The first panelist to relate her story was Marcie Kahbody, deputy secretary and agency chief information officer for the California State Transportation Agency and acting CIO for the California Department of Transportation. Having worked in state government for 32 years and in the private sector before that, Kahbody said the main hurdle she’s seen for women is themselves.

“It’s really not external; it’s internal,” she said. “We don’t think we can do things. Look at a duty statement (in a state job recruitment), and there are a couple of items on that duty statement that we haven’t done, and we think, ‘OK, I cannot do this.’ But if a man looks at that duty statement and they can do 50 percent of it, they’re like, ‘Yeah, this is my job!’ But we have to get over that internally.”

Kahbody said she’s also seen gender bias in the profession, with women’s talents and experiences being discounted “as if we are not technologists, we are not technical enough.”

She said that she’s done coding and programming, wired buildings, built computers, managed people and departments, but when she went to apply for a promotion, the hiring manager told her, “’But, Marcie, we need somebody technical,’ without looking at my resume. That’s gender bias.”

Kahbody noted that a significant number of attendees at the breakout session were men.

“I love that you are here,” she told them. “We need to help overcome that gender bias. We need to help women, we need to support them, we need to mentor them so that they also feel comfortable with themselves. … We have to work harder to get to where we are.”

Kahbody also said a pivotal point for her was attending CDT’s Information Technology Leadership Academy, widely regarded as a training ground for state government CIOs. Through that program, she said, she developed relationships with state executives that have served her well. And she echoed Bailey-Crimmins’ advice about accepting additional responsibilities and promotions.

“If they ask something from you, they believe in you,” she said. “Be flexible, and take on those responsibilities.”

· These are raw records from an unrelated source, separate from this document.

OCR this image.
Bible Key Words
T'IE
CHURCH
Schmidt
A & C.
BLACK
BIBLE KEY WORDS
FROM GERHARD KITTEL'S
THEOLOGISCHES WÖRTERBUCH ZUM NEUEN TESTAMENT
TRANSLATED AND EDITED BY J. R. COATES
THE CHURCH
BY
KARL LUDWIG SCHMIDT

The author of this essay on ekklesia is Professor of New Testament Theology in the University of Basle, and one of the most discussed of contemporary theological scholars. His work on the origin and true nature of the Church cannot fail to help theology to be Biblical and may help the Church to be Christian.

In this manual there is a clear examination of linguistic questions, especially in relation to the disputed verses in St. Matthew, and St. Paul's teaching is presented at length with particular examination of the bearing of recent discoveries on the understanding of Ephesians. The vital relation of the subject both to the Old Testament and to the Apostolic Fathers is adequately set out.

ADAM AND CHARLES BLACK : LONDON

Panelist Ebony Irvin, an associate partner in Talent & HR Transformation Consulting for IBM, said women must do more than simply get a foot in the door.

“It’s one thing to be invited to the party — and (it’s another thing) once you get there, to be asked to dance,” Irvin said. “My mom always told me I could do whatever I wanted to do. … A lot of male leaders do not know how to help female leaders because we don’t speak up. You’ve got to speak up. Closed mouths will not be fed. You have to ask for what you want. Men do it all the time. If there’s something you want to do … you’ve got to say, ‘I’m interested in coding; I’m interested in product development.’ That’s how you make it happen.

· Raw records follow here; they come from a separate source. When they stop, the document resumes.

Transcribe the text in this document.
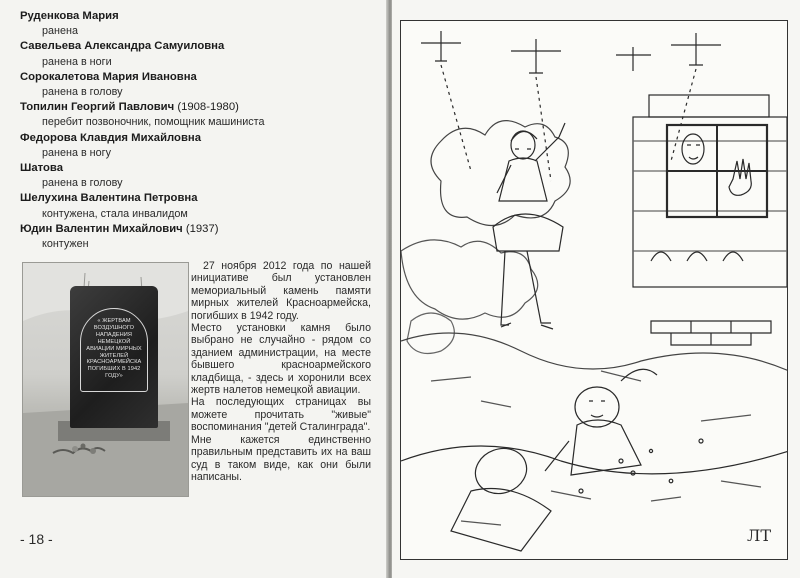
Руденкова Мария
ранена
Савельева Александра Самуиловна
ранена в ноги
Сорокалетова Мария Ивановна
ранена в голову
Топилин Георгий Павлович (1908-1980)
перебит позвоночник, помощник машиниста
Федорова Клавдия Михайловна
ранена в ногу
Шатова
ранена в голову
Шелухина Валентина Петровна
контужена, стала инвалидом
Юдин Валентин Михайлович (1937)
контужен
« ЖЕРТВАМ ВОЗДУШНОГО НАПАДЕНИЯ НЕМЕЦКОЙ АВИАЦИИ МИРНЫХ ЖИТЕЛЕЙ КРАСНОАРМЕЙСКА ПОГИБШИХ В 1942 ГОДУ»

27 ноября 2012 года по нашей инициативе был установлен мемориальный камень памяти мирных жителей Красноармейска, погибших в 1942 году.

Место установки камня было выбрано не случайно - рядом со зданием администрации, на месте бывшего красноармейского кладбища, - здесь и хоронили всех жертв налетов немецкой авиации.

На последующих страницах вы можете прочитать "живые" воспоминания "детей Сталинграда".

Мне кажется единственно правильным представить их на ваш суд в таком виде, как они были написаны.

- 18 -	ЛТ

“Right now, it’s a real opportunity for women to come in and really make a difference.”

Other panelists included:
  • Brenda Bridges Cruz, CDT’s deputy director for special projects.
  • Kristin Montgomery, chief information officer for the California Department of Corrections and Rehabilitation (Montgomery was featured in an Industry Insider California “One-on-One” interview in August).
  • Ha Le Ly, associate director for Public Sector/West Region for Verizon Business.

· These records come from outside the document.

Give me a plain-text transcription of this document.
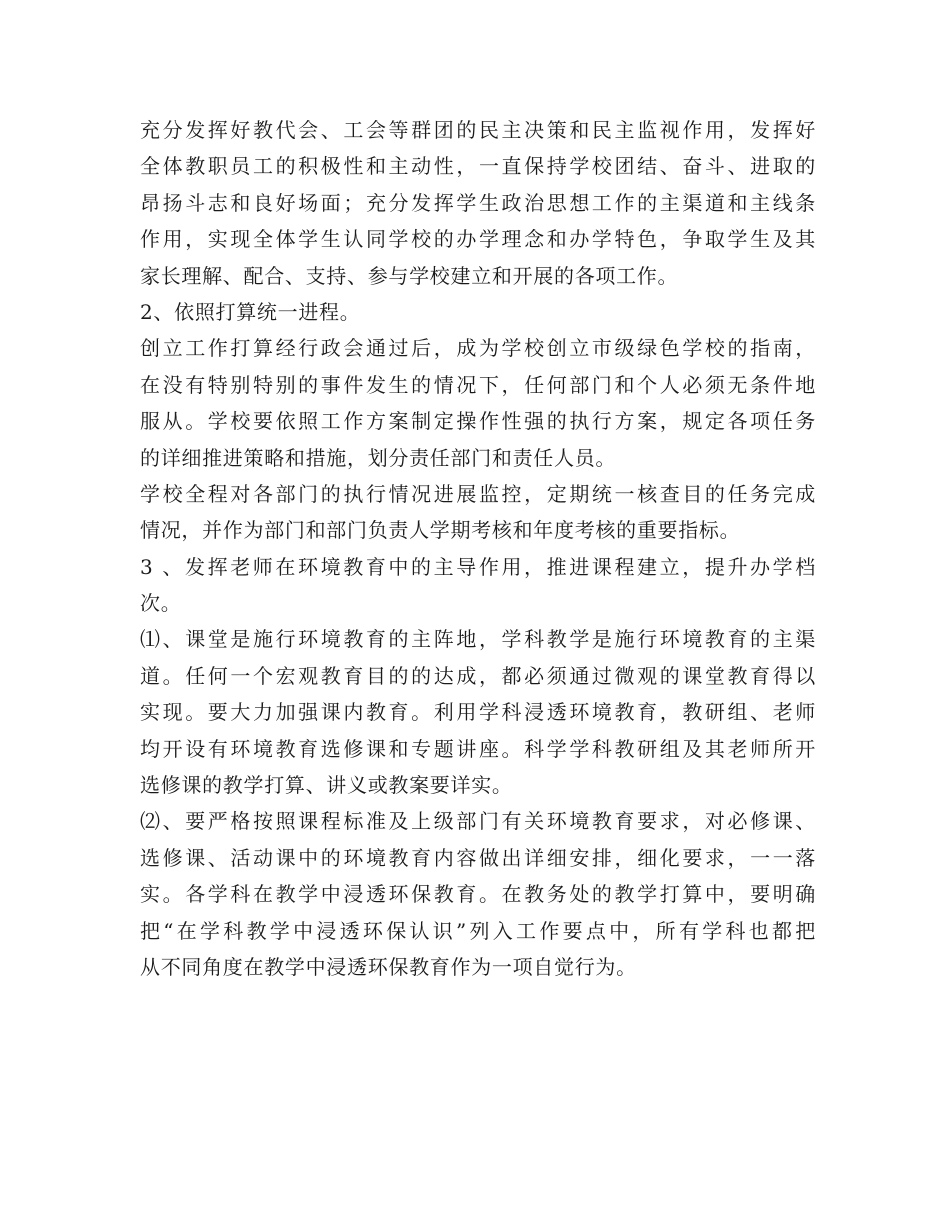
充分发挥好教代会、工会等群团的民主决策和民主监视作用，发挥好
全体教职员工的积极性和主动性，一直保持学校团结、奋斗、进取的
昂扬斗志和良好场面；充分发挥学生政治思想工作的主渠道和主线条
作用，实现全体学生认同学校的办学理念和办学特色，争取学生及其
家长理解、配合、支持、参与学校建立和开展的各项工作。
2、依照打算统一进程。
创立工作打算经行政会通过后，成为学校创立市级绿色学校的指南，
在没有特别特别的事件发生的情况下，任何部门和个人必须无条件地
服从。学校要依照工作方案制定操作性强的执行方案，规定各项任务
的详细推进策略和措施，划分责任部门和责任人员。
学校全程对各部门的执行情况进展监控，定期统一核查目的任务完成
情况，并作为部门和部门负责人学期考核和年度考核的重要指标。
3 、发挥老师在环境教育中的主导作用，推进课程建立，提升办学档
次。
⑴、课堂是施行环境教育的主阵地，学科教学是施行环境教育的主渠
道。任何一个宏观教育目的的达成，都必须通过微观的课堂教育得以
实现。要大力加强课内教育。利用学科浸透环境教育，教研组、老师
均开设有环境教育选修课和专题讲座。科学学科教研组及其老师所开
选修课的教学打算、讲义或教案要详实。
⑵、要严格按照课程标准及上级部门有关环境教育要求，对必修课、
选修课、活动课中的环境教育内容做出详细安排，细化要求，一一落
实。各学科在教学中浸透环保教育。在教务处的教学打算中，要明确
把“在学科教学中浸透环保认识”列入工作要点中，所有学科也都把
从不同角度在教学中浸透环保教育作为一项自觉行为。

*The California Public Sector CIO Academy is presented by Government Technology, sister publication to Industry Insider — California.
Dennis Noone is Executive Editor of Industry Insider. He is a career journalist, having worked as a reporter and editor at small-town newspapers and major metropolitan dailies in California, Nevada, Texas and Virginia, including as an editor with USA Today in Washington, D.C.